The breeding has been refined over the centuries since the farm’s founding. One unexpected tweak was selecting horses that would be born brown and turn white in maturity. There are exceptions. Until recently, when Vienna established its own breeding farm, the horses would be raised for several years here on the farm in Slovenia and then the best would be sent to Vienna for training. The tradition was to plant a linden tree every time this occurred, so the farm now looks lush and has the name Lipica. The name Lipica is derived from the Slovenian word for linden and remains today as the name of the breed.
We had a nice one-hour tour of the grounds, stables, and training area.
Trieste, Italy
Finally a town were the locals outnumber the tourists! But first a history lesson.
The Habsburgs ruled Trieste from 1382 to 1918 when it was annexed to Italy as a reward for fighting alongside the allied forces in WWI against the Austrians. Trieste flipped back and forth among several nations after that and during WWII. Trieste is a multicultural city because its port has been a significant hub in international trade routes.
Robert has always wanted to see Trieste. It is only a 1.5 hour drive from his Marchesin relatives to the west in the Veneto. We did not know what to expect of Trieste, but it turns out that the town is beautifully situated at the water with an expansive urban setting framed by exquisite buildings in hues of saturated pastel greens, yellows, oranges, and pinks. The population is modest, but the buildings and piazzas are remarkably large scale, making the city seem very cosmopolitan.
The Triestini know how to occupy the street with tables, chairs, and large canopies offering places to have their wine, beer, and snacks. It seems that these locations are never empty.
Bonnie had a bad cold on arrival, so Robert went out to explore on his own (gasp!) while Bonnie remained in the AirBnB to recuperate. Better the next day, Robert took Bonnie on an “abstract” of his tour the day before.
The highlights for Robert were a medieval church with an incredible abstract mosaic mural and the armory of spears, guns, crossbows. Pretty cool!
Wanderings
Chiesa Sant Antonio Taumaturgo
Chiesa di San Spiridione Taumaturgo
More wanderings
Castello di San Giusto
Basilica Cattedrale di San Giusto Martire
Bibite e cibo
Tips on gelato
If you see gelato in big, puffy mounds in bright colors, keep walking. It’s not the best. When you pass by the next day or the day after, you will see the same mounds, only slightly smaller, wilting in the heat. Not well cared for.
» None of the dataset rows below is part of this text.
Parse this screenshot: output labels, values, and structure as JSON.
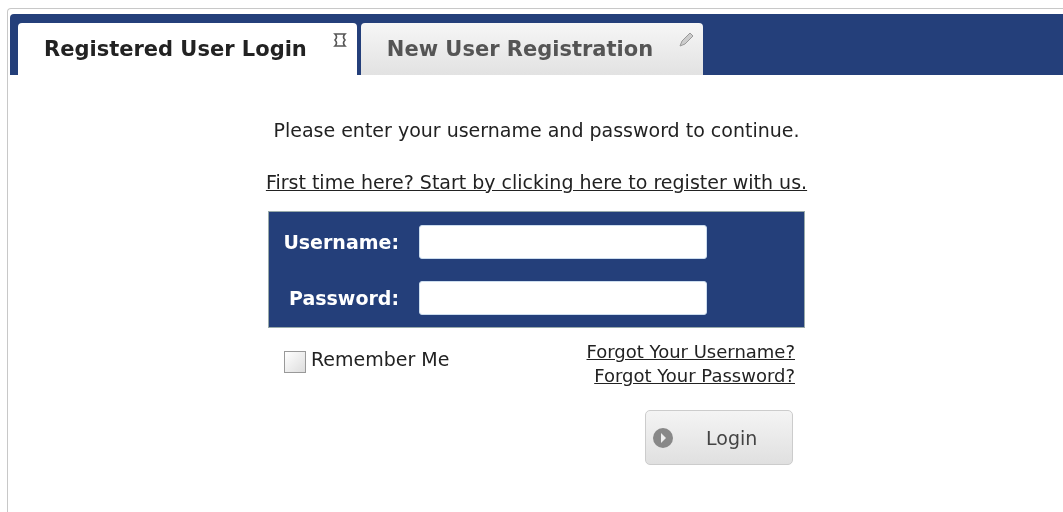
{
  "tabs": [
    {
      "label": "Registered User Login",
      "selected": true
    },
    {
      "label": "New User Registration",
      "selected": false
    }
  ],
  "intro": "Please enter your username and password to continue.",
  "register_link": "First time here? Start by clicking here to register with us.",
  "form": {
    "fields": [
      {
        "label": "Username:"
      },
      {
        "label": "Password:"
      }
    ]
  },
  "remember_me": {
    "label": "Remember Me",
    "checked": false
  },
  "links": [
    "Forgot Your Username?",
    "Forgot Your Password?"
  ],
  "login_button": "Login"
}
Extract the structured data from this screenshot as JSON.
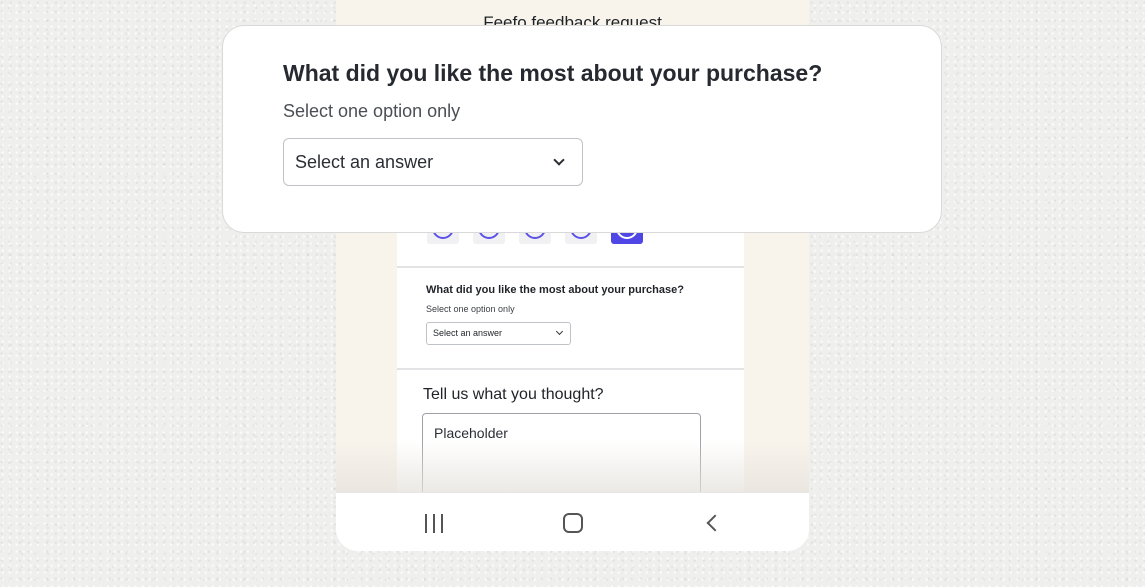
{
  "phone": {
    "title": "Feefo feedback request",
    "rating": {
      "selected_index": 4,
      "options": 5,
      "icon": "smiley-face-icon",
      "accent": "#4f46e5"
    },
    "mini_question": {
      "title": "What did you like the most about your purchase?",
      "subtitle": "Select one option only",
      "select_value": "Select an answer"
    },
    "comment": {
      "title": "Tell us what you thought?",
      "placeholder": "Placeholder"
    },
    "navbar": {
      "recents_icon": "recents-icon",
      "home_icon": "home-icon",
      "back_icon": "back-icon"
    }
  },
  "card": {
    "question": "What did you like the most about your purchase?",
    "subtitle": "Select one option only",
    "select_value": "Select an answer"
  }
}
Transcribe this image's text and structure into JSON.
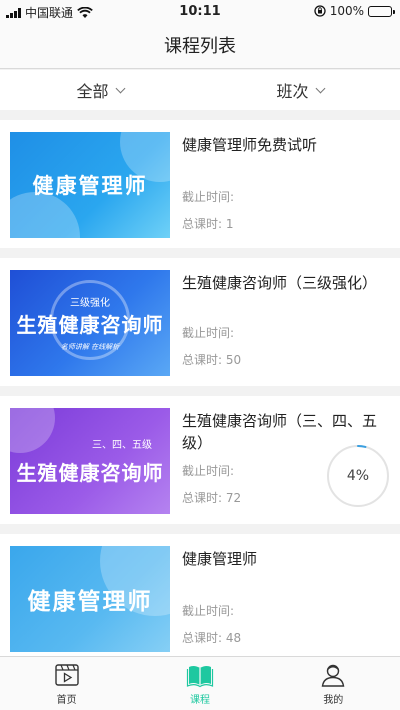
{
  "status_bar": {
    "carrier": "中国联通",
    "time": "10:11",
    "battery": "100%"
  },
  "nav": {
    "title": "课程列表"
  },
  "filters": {
    "all_label": "全部",
    "class_label": "班次"
  },
  "courses": [
    {
      "title": "健康管理师免费试听",
      "deadline_label": "截止时间:",
      "hours_label": "总课时: 1",
      "thumb_text": "健康管理师",
      "thumb_tag": "",
      "thumb_sub": ""
    },
    {
      "title": "生殖健康咨询师（三级强化）",
      "deadline_label": "截止时间:",
      "hours_label": "总课时: 50",
      "thumb_text": "生殖健康咨询师",
      "thumb_tag": "三级强化",
      "thumb_sub": "名师讲解  在线解析"
    },
    {
      "title": "生殖健康咨询师（三、四、五级）",
      "deadline_label": "截止时间:",
      "hours_label": "总课时: 72",
      "thumb_text": "生殖健康咨询师",
      "thumb_tag": "三、四、五级",
      "thumb_sub": "",
      "progress": "4%",
      "progress_value": 0.04
    },
    {
      "title": "健康管理师",
      "deadline_label": "截止时间:",
      "hours_label": "总课时: 48",
      "thumb_text": "健康管理师",
      "thumb_tag": "",
      "thumb_sub": ""
    }
  ],
  "tabs": [
    {
      "label": "首页",
      "icon": "video-icon"
    },
    {
      "label": "课程",
      "icon": "book-icon"
    },
    {
      "label": "我的",
      "icon": "user-icon"
    }
  ],
  "colors": {
    "accent": "#1ec8a0",
    "progress_ring": "#3a9fe0"
  }
}
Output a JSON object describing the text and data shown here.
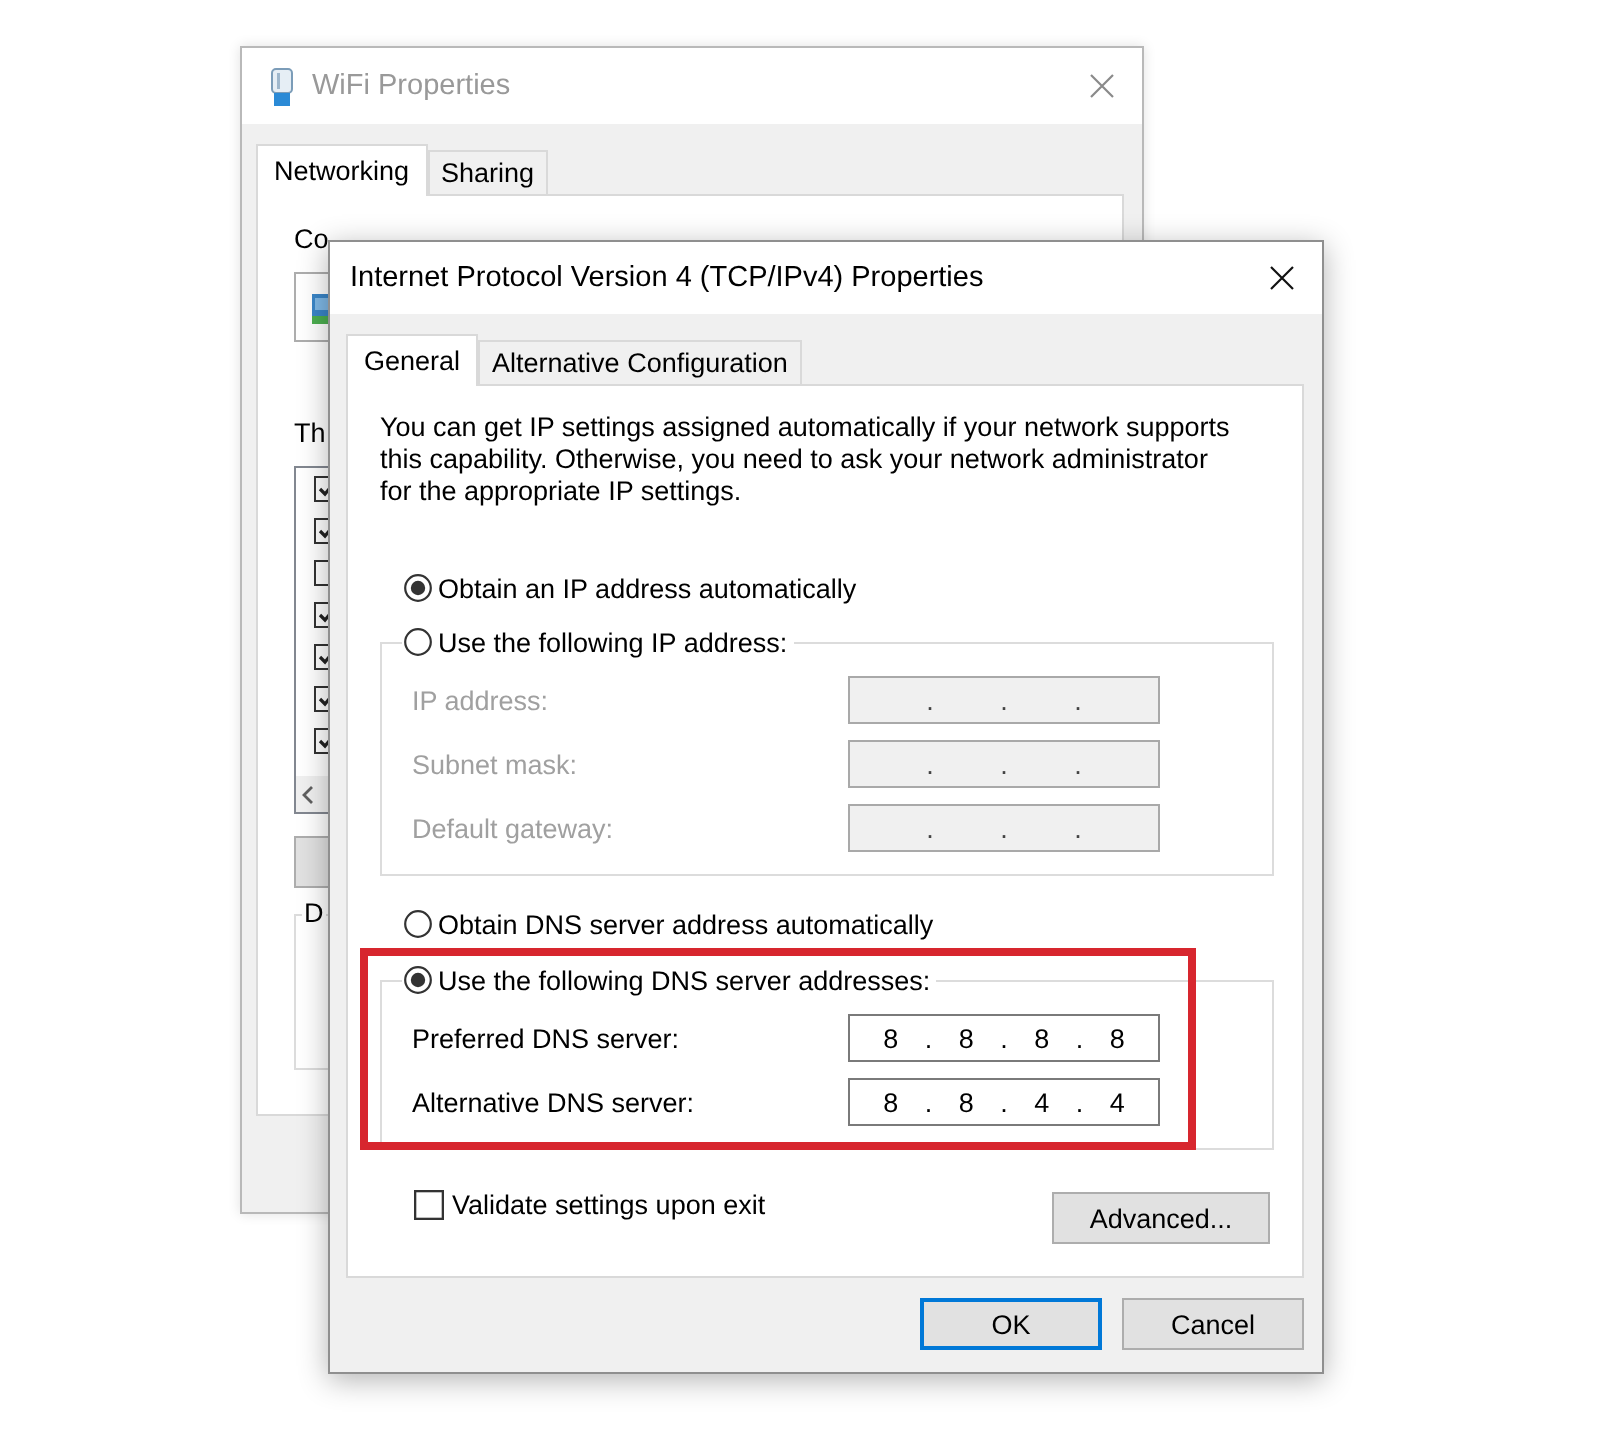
{
  "back_window": {
    "title": "WiFi Properties",
    "tabs": [
      {
        "label": "Networking",
        "selected": true
      },
      {
        "label": "Sharing",
        "selected": false
      }
    ],
    "connect_label": "Co",
    "items_label": "Th",
    "items": [
      {
        "checked": true
      },
      {
        "checked": true
      },
      {
        "checked": false
      },
      {
        "checked": true
      },
      {
        "checked": true
      },
      {
        "checked": true
      },
      {
        "checked": true
      }
    ],
    "group_legend": "D"
  },
  "dialog": {
    "title": "Internet Protocol Version 4 (TCP/IPv4) Properties",
    "tabs": [
      {
        "label": "General",
        "selected": true
      },
      {
        "label": "Alternative Configuration",
        "selected": false
      }
    ],
    "intro": "You can get IP settings assigned automatically if your network supports this capability. Otherwise, you need to ask your network administrator for the appropriate IP settings.",
    "ip": {
      "options": [
        {
          "label": "Obtain an IP address automatically",
          "selected": true
        },
        {
          "label": "Use the following IP address:",
          "selected": false
        }
      ],
      "fields": [
        {
          "label": "IP address:",
          "value": ". . .",
          "disabled": true
        },
        {
          "label": "Subnet mask:",
          "value": ". . .",
          "disabled": true
        },
        {
          "label": "Default gateway:",
          "value": ". . .",
          "disabled": true
        }
      ]
    },
    "dns": {
      "highlighted": true,
      "options": [
        {
          "label": "Obtain DNS server address automatically",
          "selected": false
        },
        {
          "label": "Use the following DNS server addresses:",
          "selected": true
        }
      ],
      "fields": [
        {
          "label": "Preferred DNS server:",
          "value": "8 . 8 . 8 . 8",
          "disabled": false
        },
        {
          "label": "Alternative DNS server:",
          "value": "8 . 8 . 4 . 4",
          "disabled": false
        }
      ]
    },
    "validate": {
      "label": "Validate settings upon exit",
      "checked": false
    },
    "advanced_button": "Advanced...",
    "buttons": [
      {
        "label": "OK",
        "default": true
      },
      {
        "label": "Cancel",
        "default": false
      }
    ]
  }
}
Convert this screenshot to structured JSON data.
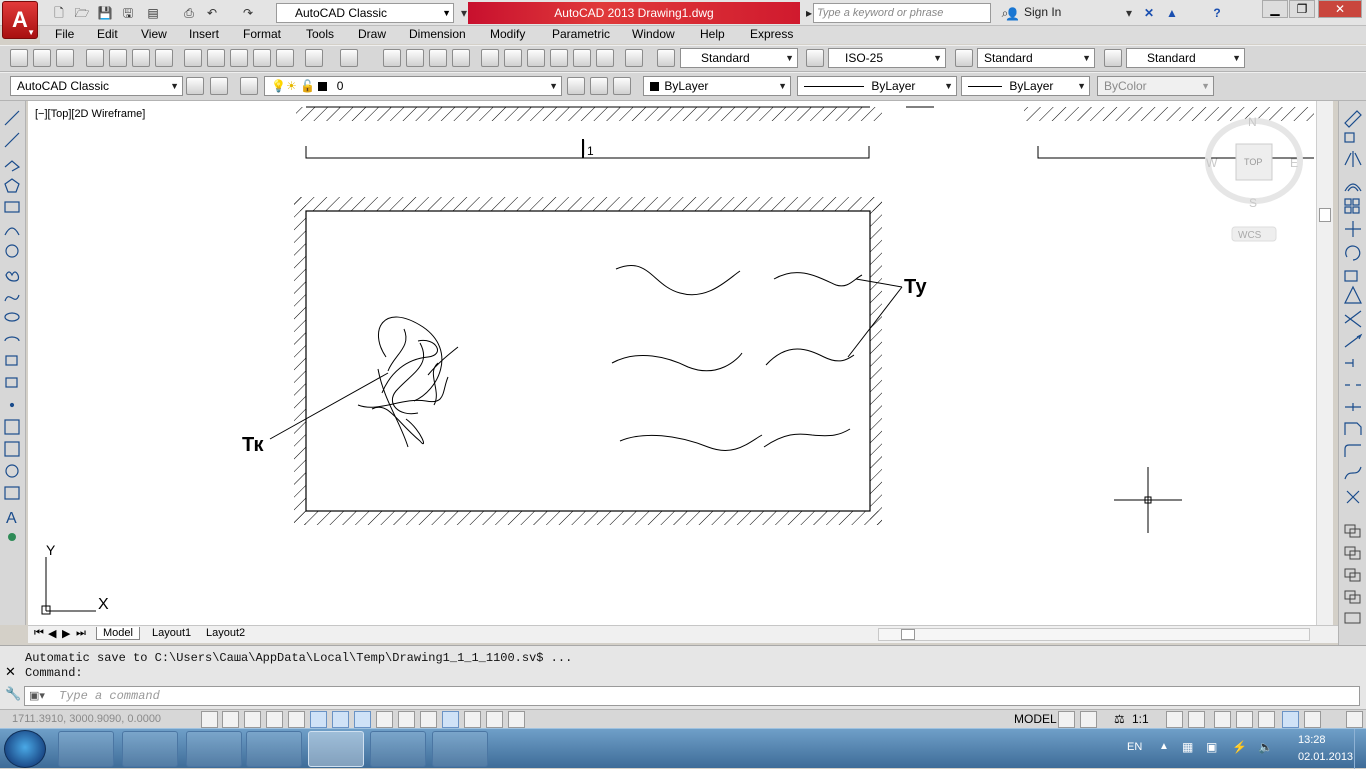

One vendor in Split told us that at her previous job they imported their gelato from Romania! No gelato should travel that far.
You are looking for gelato made in house. Sometimes the word Artigianale tips you off, although the word is overused. Often there are unusual flavors, like elderflower, black sesame, or rhubarb. You may want straightforward vanilla, but the unusual flavors tell you that thoughtful gelato makers are at work here. And even at terrific gelato shops, the prices are reasonable.
Our big discovery is that good gelato is stored in stainless steel canisters with lids, so you don’t even see it, but it is carefully coddled at the right temperature.
Unlike in the US, gelato shops in Italy keep a scoop in each flavor. No cross-contamination. This may be possible because gelato is not as cold and solid as ice cream.
You can find opinions on the best gelato shops in, for example, Rome, on TripAdvisor, in travel guides, in articles in the New York Times, usually all contradictory. So there is lots of good gelato to try. Italians tend to agree that Sicily has the best gelato. Creamy and with vivid flavor.
Italians of all ages eat gelato most often in the late afternoon, around 5 pm, during the evening passaggiata. They seem to have no concern about ruining their appetite for dinner, so we are following their example.